Updated: November 3, 2019 2:33:19 pm
The Babri Masjid could have been saved if there was political will to act and the then Prime Minister P V Narasimha Rao did not accept a comprehensive contingency plan of the Home Ministry prepared before the demolition, claims Madhav Godbole who was the Union home secretary that time.
“If political initiative had been taken at the prime minister’s level, the Mahabharata of this Ramayana could have been avoided,” he says in his new book on the Ayodhya dispute.
Seeking to draw a cogent picture of the events which transpired during the critical period before and after the demolition, Godbole says as prime minister, Rao “played the most important role in this crucial test match, but, unfortunately, he turned out to be a non-playing captain”.
In “The Babri Masjid-Ram Mandir Dilemma: An Acid Test for India’s Constitution”, the author claims that besides Rao, former prime ministers Rajiv Gandhi and V P Singh also failed to take timely action when the mosque was under serious threat.
He says that when Rajiv Gandhi was prime minister, some workable compromise solutions were suggested to resolve the dispute, before positions had hardened on either side but no steps were taken.
V P Singh remained firm after promulgating an ordinance vesting the specified area in and around the Babri Masjid in the central government, he says.
In 1992, after detailed discussions with institutions and officers concerned, Godbole says the Ministry of Home Affairs prepared a comprehensive contingency plan for the takeover of the structure by invoking Article 356 of the Constitution.
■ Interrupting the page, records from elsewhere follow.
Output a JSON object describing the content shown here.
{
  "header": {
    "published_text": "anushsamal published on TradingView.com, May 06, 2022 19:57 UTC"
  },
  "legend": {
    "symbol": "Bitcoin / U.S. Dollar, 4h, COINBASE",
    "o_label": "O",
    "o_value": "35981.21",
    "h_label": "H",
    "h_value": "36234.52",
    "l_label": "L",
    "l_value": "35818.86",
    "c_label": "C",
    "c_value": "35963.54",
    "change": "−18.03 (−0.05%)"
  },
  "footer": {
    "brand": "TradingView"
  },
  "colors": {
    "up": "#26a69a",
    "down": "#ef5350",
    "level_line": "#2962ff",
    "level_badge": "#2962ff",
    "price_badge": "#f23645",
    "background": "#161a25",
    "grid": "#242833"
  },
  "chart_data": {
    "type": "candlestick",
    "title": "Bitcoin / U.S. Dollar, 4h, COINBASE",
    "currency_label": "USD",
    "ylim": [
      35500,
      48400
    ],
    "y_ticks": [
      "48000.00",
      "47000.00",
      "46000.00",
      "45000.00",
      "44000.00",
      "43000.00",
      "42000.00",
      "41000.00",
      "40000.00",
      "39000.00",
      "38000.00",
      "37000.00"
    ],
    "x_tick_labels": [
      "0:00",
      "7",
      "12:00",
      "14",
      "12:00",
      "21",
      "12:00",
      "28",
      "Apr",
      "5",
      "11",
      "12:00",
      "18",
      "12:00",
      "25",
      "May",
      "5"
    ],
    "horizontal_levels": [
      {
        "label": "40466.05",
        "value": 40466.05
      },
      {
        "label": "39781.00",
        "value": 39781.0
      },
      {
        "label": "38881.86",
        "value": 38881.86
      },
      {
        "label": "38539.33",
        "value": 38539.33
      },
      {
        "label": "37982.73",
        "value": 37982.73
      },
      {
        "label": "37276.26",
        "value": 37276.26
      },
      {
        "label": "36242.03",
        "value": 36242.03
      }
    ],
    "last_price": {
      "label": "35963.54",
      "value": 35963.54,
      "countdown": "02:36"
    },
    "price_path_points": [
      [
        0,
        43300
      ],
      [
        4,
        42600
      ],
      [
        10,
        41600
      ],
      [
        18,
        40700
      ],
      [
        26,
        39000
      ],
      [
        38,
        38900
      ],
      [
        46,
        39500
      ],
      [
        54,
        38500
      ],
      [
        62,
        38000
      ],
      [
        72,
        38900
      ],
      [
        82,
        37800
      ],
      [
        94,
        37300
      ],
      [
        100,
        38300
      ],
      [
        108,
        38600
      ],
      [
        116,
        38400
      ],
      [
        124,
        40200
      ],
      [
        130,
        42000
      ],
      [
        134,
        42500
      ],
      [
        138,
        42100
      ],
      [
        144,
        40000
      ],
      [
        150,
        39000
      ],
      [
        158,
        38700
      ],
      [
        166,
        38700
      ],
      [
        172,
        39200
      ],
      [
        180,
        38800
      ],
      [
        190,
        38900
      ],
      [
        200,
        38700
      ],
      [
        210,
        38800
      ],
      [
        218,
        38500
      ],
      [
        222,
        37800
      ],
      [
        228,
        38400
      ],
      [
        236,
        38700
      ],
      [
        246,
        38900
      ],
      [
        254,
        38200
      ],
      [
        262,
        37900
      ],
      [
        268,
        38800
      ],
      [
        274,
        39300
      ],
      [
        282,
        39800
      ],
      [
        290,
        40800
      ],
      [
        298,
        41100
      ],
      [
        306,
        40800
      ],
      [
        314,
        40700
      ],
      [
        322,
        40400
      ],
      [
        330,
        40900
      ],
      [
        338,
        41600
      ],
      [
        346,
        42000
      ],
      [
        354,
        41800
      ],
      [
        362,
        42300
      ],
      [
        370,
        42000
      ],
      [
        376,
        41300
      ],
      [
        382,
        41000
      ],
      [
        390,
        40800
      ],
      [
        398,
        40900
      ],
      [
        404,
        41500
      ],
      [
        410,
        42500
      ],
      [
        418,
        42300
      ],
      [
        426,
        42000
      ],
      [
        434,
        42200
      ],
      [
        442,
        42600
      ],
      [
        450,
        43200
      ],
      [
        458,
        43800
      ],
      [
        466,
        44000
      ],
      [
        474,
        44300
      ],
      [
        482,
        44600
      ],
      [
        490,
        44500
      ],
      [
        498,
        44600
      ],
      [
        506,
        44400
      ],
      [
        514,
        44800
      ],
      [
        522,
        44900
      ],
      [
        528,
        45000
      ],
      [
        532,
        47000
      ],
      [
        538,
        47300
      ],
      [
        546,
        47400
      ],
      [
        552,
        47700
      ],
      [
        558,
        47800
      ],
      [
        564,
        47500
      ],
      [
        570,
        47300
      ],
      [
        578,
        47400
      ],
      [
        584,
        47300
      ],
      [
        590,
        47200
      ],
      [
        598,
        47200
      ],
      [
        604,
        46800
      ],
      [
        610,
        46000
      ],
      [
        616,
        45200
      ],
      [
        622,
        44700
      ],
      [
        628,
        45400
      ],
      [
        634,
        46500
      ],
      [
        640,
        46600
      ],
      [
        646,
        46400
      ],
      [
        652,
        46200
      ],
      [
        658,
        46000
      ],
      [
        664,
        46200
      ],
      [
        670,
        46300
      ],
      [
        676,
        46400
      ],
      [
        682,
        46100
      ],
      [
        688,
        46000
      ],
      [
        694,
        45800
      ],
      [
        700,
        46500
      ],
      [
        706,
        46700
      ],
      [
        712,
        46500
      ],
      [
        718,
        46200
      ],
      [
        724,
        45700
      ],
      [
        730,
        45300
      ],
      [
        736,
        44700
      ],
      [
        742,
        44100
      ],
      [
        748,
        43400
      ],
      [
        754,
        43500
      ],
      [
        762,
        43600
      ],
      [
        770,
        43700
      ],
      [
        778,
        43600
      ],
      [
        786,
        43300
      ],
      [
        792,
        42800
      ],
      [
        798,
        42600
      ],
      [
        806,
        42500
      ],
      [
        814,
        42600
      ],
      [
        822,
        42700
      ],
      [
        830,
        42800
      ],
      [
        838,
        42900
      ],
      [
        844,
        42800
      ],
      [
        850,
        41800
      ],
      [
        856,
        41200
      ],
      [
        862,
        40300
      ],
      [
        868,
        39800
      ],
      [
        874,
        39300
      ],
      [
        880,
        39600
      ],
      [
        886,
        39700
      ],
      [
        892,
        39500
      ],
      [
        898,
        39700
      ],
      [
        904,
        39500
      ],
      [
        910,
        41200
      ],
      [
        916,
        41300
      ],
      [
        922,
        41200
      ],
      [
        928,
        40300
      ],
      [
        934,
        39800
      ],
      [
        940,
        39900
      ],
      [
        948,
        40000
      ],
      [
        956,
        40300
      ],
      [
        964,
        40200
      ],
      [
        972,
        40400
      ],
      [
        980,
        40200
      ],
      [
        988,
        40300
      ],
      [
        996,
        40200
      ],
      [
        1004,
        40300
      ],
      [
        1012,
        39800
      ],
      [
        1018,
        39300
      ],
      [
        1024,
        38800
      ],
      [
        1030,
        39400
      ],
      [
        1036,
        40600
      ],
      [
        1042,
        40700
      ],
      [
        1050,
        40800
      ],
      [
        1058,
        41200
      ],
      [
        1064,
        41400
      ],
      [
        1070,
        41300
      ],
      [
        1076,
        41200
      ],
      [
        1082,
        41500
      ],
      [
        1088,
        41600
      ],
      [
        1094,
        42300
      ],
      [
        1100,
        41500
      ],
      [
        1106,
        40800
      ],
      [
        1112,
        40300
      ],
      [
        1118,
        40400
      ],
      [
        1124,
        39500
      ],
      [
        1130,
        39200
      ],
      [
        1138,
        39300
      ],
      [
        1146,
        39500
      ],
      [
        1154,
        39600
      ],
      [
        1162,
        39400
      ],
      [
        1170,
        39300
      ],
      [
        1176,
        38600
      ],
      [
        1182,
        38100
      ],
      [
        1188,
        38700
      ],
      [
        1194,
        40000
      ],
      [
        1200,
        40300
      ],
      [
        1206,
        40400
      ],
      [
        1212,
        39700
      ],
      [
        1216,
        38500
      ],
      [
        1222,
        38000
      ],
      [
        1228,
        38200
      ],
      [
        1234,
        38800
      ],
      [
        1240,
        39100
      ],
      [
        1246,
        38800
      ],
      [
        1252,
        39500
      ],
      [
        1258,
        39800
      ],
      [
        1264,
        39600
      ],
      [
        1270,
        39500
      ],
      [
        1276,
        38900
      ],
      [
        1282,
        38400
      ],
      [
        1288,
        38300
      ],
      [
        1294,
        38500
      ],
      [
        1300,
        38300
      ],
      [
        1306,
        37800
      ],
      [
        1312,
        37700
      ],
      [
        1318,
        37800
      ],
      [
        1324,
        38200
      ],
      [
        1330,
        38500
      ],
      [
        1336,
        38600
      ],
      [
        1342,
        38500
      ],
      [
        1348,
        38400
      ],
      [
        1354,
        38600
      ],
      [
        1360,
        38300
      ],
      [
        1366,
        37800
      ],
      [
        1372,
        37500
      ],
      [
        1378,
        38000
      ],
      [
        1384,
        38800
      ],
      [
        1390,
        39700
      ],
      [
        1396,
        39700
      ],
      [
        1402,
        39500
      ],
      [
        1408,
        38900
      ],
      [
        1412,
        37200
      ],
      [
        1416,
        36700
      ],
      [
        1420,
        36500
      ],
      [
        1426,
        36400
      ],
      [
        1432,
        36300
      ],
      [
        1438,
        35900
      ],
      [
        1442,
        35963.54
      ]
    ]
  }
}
The Ministry of Law had also cleared the Cabinet note for this purpose, he adds.
He “submitted the contingency plan” to the Cabinet Secretary, Principal Secretary to Prime Minister, Senior Advisor to Prime Minister, Home Minister and the Prime Minister on November 4.
It was emphasised therein that in order for the central paramilitary forces to successfully take over the Babri Mosque and the surrounding area to ensure its security, timing and the element of surprise were of essence, Godbole recalls.
“For this purpose, it was underlined that action would have to e taken well before the proposed date of commencement of ‘kar seva’ so as to avoid the presence of large number of ‘kar sevaks’ and huge crowds at the time of action,” he writes in the book, brought out by Konark Publishers.
It was also highlighted that imposition of President’s Rule under Article 356 would be necessary before the central forces commenced their action, he says.
But Rao felt the contingency plan was not workable and dismissed it, he says.
“Rao held a different view regarding the powers of the central government under the Constitution and preferred to rely on the promises made and commitments given by the state government to the central government, the National Integration Council (NIC) and the Supreme Court,” Godbole says.
As a result, the author says, the “Kalyan Singh government was left free to deal with the situation. Not surprisingly, it permitted the kar sevaks to take the law into their own hands and to destroy the masjid. It was a clear case of the state government failing in its responsibilities under the Constitution”.
But it was not just the central government which failed in its obligations to act, other institutions under the Constitution also failed, Godbole asserts.
“The founding fathers of the Constitution could not have visualised such all-round failure of governance and non-observance of constitutional precepts and values.
Clearly, India had made a mockery of its Constitution. The worst culprit was the state government which deliberately and consciously failed to fulfil its commitments to safeguard the structure,” he says.
The former home secretary also blames the then governor of Uttar Pradesh B Satya Narayan Reddy for “failing miserably in assessing the seriousness of the situation in the state and advising the Centre against imposition of President’s Rule”.
Finally, the judiciary too was responsible in delaying the decision in the title suits pending before it since 1950, in spite of repeated pleas by the parties for expediting the hearings, he says.
He is also of the view that intermixing religion and politics has added fuel to the fire.
After the demolition of the mosque, Godbole took voluntary retirement from the Indian Administrative Service in March 1993 when he was Union home secretary and Secretary, Justice.